Wonder Woman was the Summer’s big surprise, for more reasons than one. It made a ton of money, broke records, and made a name for Patty Jenkins. And it was the first universally embraced entry in DC’s shared continuity.
By now, you know the story. Diana (Gal Gadot), sheltered since childhood by the Amazons, meets Steve Trevor (Chris Pine). He stumbles upon the insular Themyscira and Diana accompanies Steve to Europe, convinced God of War Ares (David Thewlis) is behind the Great War.
Doing Ares’s bidding are German General Ludendorff (Danny Huston) and twisted scientist Dr. Poison (Elena Anaya). There is also this mystery of a fabled God Killer, which is a weapon and possibly something more (saying anything else would reveal too much).
The character of Wonder Man dates back to the 1940’s. William Moulton Marston created her, a contribution to comics only beginning to get recognized. Aside from Linda Carter’s successful 70’s TV show, the franchise endured a few failed pilots and a major motion picture in development purgatory until now.
Timing was on the film’s side, between Marvel securely pitching its tent in Hollywood and DC’s dive into the deep end with Man of Steel (2013). Jenkins had inspiration to draw from and a foundation to build on.
Why the picture works so well is it blends elements from Marvel Studios’ best efforts. A period war movie (like First Avenger) combines with a fantasy adventure (like Thor) told in flashback (similar to Iron Man 3) to solve the mystery of the black-and-white photo from BvS.
The results sound like they strike familiar notes but is neither derivative nor contrived. Wonder Woman moves on point from mythical Greek paradise to fog-of-war 1910’s Europe.
Patty Jenkins also manages to keep the story together with the stacked threat of three villains – Ares, Ludendorff, and Dr. Poison. That’s a feat very few filmmakers that take on comic adaptations achieve (on a first try no less).
Gadot continues to embody Wonder Woman in the vein of Christopher Reeve’s Superman and Christian Bale’s Batman. Her star is rising and could outgrow the role one day.

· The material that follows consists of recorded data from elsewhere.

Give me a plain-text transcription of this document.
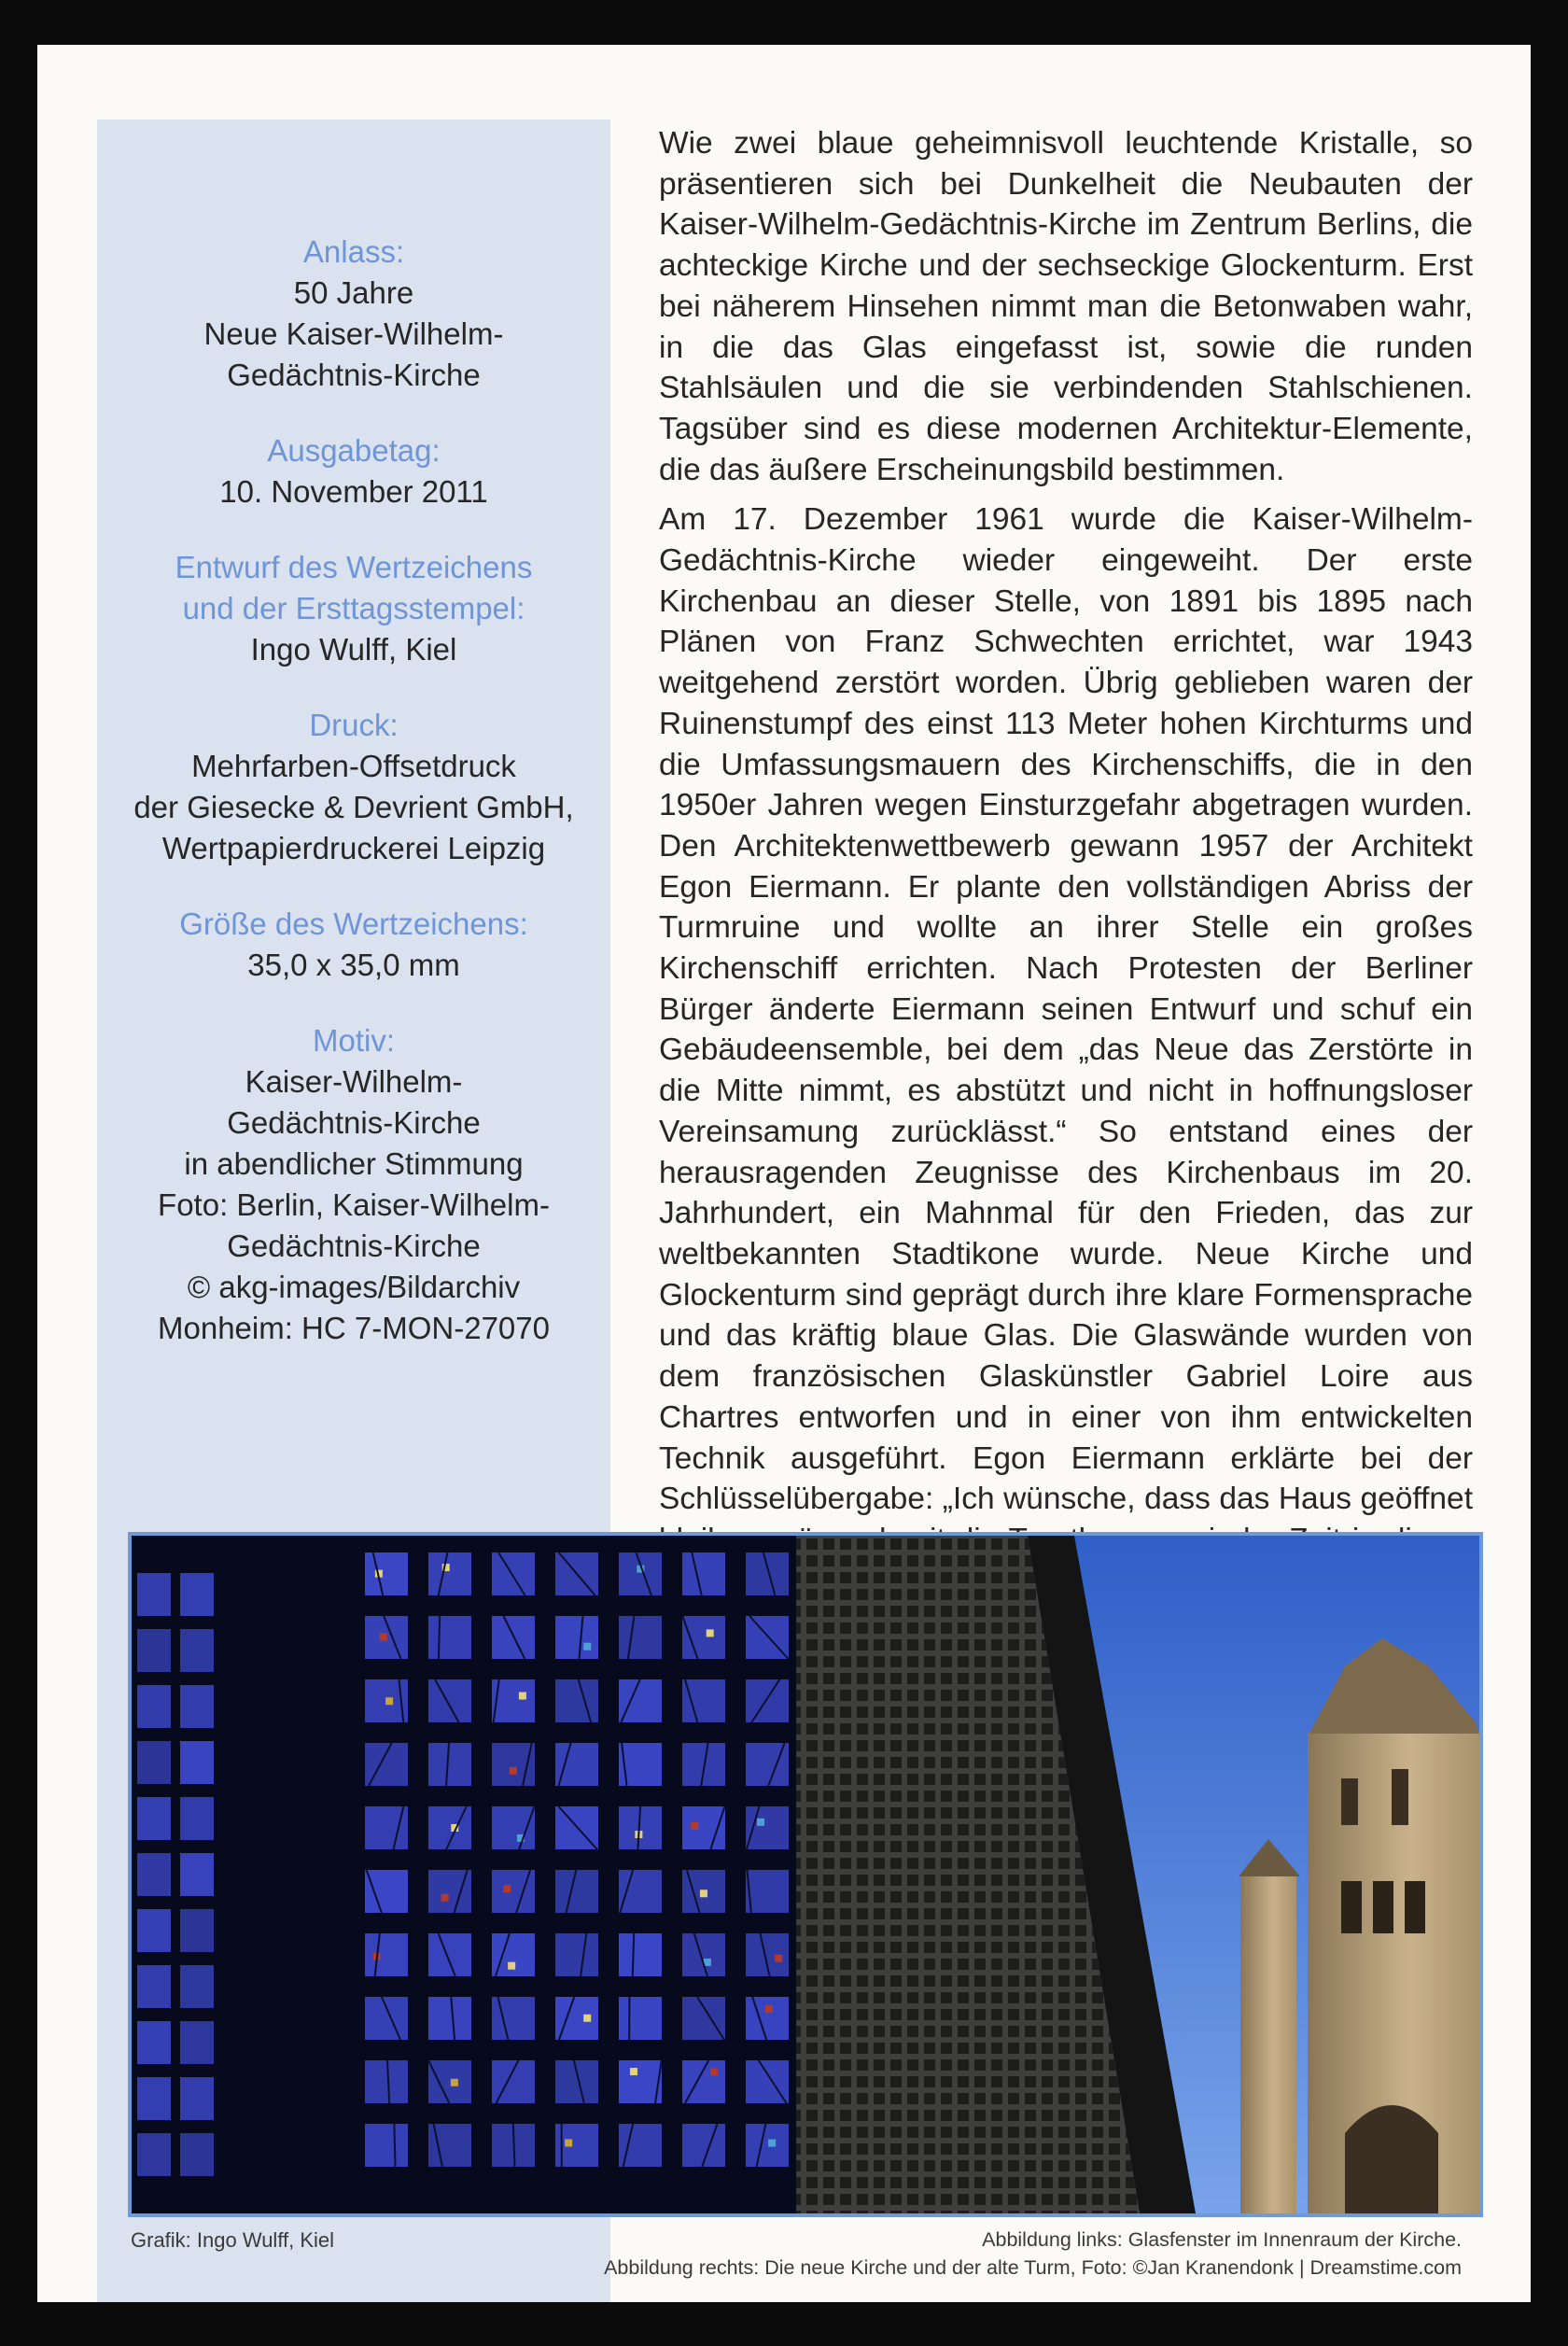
Anlass:
50 Jahre
Neue Kaiser-Wilhelm-
Gedächtnis-Kirche
Ausgabetag:
10. November 2011
Entwurf des Wertzeichens
und der Ersttagsstempel:
Ingo Wulff, Kiel
Druck:
Mehrfarben-Offsetdruck
der Giesecke & Devrient GmbH,
Wertpapierdruckerei Leipzig
Größe des Wertzeichens:
35,0 x 35,0 mm
Motiv:
Kaiser-Wilhelm-
Gedächtnis-Kirche
in abendlicher Stimmung
Foto: Berlin, Kaiser-Wilhelm-
Gedächtnis-Kirche
© akg-images/Bildarchiv
Monheim: HC 7-MON-27070

Wie zwei blaue geheimnisvoll leuchtende Kristalle, so präsentieren sich bei Dunkelheit die Neubauten der Kaiser-Wilhelm-Gedächtnis-Kirche im Zentrum Berlins, die achteckige Kirche und der sechseckige Glockenturm. Erst bei näherem Hinsehen nimmt man die Betonwaben wahr, in die das Glas eingefasst ist, sowie die runden Stahlsäulen und die sie verbindenden Stahlschienen. Tagsüber sind es diese modernen Architektur-Elemente, die das äußere Erscheinungsbild bestimmen.

Am 17. Dezember 1961 wurde die Kaiser-Wilhelm-Gedächtnis-Kirche wieder eingeweiht. Der erste Kirchenbau an dieser Stelle, von 1891 bis 1895 nach Plänen von Franz Schwechten errichtet, war 1943 weitgehend zerstört worden. Übrig geblieben waren der Ruinenstumpf des einst 113 Meter hohen Kirchturms und die Umfassungsmauern des Kirchenschiffs, die in den 1950er Jahren wegen Einsturzgefahr abgetragen wurden. Den Architektenwettbewerb gewann 1957 der Architekt Egon Eiermann. Er plante den vollständigen Abriss der Turmruine und wollte an ihrer Stelle ein großes Kirchenschiff errichten. Nach Protesten der Berliner Bürger änderte Eiermann seinen Entwurf und schuf ein Gebäudeensemble, bei dem „das Neue das Zerstörte in die Mitte nimmt, es abstützt und nicht in hoffnungsloser Vereinsamung zurücklässt.“ So entstand eines der herausragenden Zeugnisse des Kirchenbaus im 20. Jahrhundert, ein Mahnmal für den Frieden, das zur weltbekannten Stadtikone wurde. Neue Kirche und Glockenturm sind geprägt durch ihre klare Formensprache und das kräftig blaue Glas. Die Glaswände wurden von dem französischen Glaskünstler Gabriel Loire aus Chartres entworfen und in einer von ihm entwickelten Technik ausgeführt. Egon Eiermann erklärte bei der Schlüsselübergabe: „Ich wünsche, dass das Haus geöffnet

Grafik: Ingo Wulff, Kiel	Abbildung links: Glasfenster im Innenraum der Kirche.
Abbildung rechts: Die neue Kirche und der alte Turm, Foto: ©Jan Kranendonk | Dreamstime.com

But she still can immerse herself as Diana without fail (her modeling background and real-life military training possibly help).
Chris Pine is very good and likable as Steve Trevor even though he can’t completely shed Captain Kirk. His turn is not as big a surprise as Chris Pratt’s Star-Lord but it’s up there. Worked right, he can be a major figure in the DC movies.
Wonder Woman is easily the best film so far in Warner’s current DC slate. Furthermore, it’s the best solo debut on the big screen for a superhero since Iron Man or Ant–Man. Whether or not Justice League comes together, this one will go down as a remarkable longshot that blew away expectations and silenced doubters.
Wonder Woman is out on DVD/Blu-ray September 19th and ought to be considered a definitive buy.